International tension persisted over Iran's nuclear enrichment programme. In March the UN Security Council voted to extend economic and political sanctions. In September, the government revealed the existence of a hitherto unknown enrichment facility.
Iran continued to host almost 1 million refugees, mostly from Afghanistan. They had limited access to social services and education.

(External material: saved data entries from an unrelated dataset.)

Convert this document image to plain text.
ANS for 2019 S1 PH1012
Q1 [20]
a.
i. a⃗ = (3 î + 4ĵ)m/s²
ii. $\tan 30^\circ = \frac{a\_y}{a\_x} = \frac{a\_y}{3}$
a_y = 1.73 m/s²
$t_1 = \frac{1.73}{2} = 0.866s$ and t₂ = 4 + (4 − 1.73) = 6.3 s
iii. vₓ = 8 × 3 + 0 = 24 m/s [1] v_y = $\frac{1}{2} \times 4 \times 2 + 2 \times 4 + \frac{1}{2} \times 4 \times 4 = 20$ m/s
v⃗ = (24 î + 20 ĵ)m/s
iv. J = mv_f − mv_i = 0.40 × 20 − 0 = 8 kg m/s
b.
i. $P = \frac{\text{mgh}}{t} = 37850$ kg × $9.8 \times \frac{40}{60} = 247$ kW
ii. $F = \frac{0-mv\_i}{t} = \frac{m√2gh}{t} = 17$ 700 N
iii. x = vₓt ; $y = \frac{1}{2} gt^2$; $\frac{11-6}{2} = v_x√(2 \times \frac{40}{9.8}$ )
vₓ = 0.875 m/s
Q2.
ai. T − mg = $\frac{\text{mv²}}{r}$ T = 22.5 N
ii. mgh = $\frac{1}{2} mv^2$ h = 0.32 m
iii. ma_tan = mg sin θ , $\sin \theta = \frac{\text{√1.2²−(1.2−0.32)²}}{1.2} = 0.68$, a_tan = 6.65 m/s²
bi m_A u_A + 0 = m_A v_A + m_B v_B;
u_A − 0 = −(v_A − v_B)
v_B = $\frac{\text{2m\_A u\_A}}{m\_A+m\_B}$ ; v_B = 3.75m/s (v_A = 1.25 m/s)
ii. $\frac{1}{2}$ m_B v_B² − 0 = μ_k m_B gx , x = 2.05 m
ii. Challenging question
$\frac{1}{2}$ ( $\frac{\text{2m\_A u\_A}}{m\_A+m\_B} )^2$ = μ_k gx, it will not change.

Presidential election – widespread abuses
The authorities intensified their crackdown on critics and opponents of the government in the months preceding the 12 June presidential election, in which the incumbent, President Mahmoud Ahmadinejad, was officially declared the winner. Only three of the 474 other applicants were permitted to stand. Mass protests broke out in response to the official result, declared on 13 June, with hundreds of thousands of people taking to the streets. Security forces, notably the paramilitary Basij, were deployed to suppress the protests by force, particularly after the Supreme Leader ordered an end to demonstrations on 19 June. However, protests continued to the end of the year on significant days such as the religious festival of Ashoura on 27 December. The authorities disrupted mobile phone and internet communications, including social networking sites, to prevent information circulating. They prevented foreign journalists from covering demonstrations, expelling some, and security officials controlled the content of newspapers. Security forces raided university campuses, injuring students. The authorities accused the US and UK governments of organizing the unrest, which those governments denied.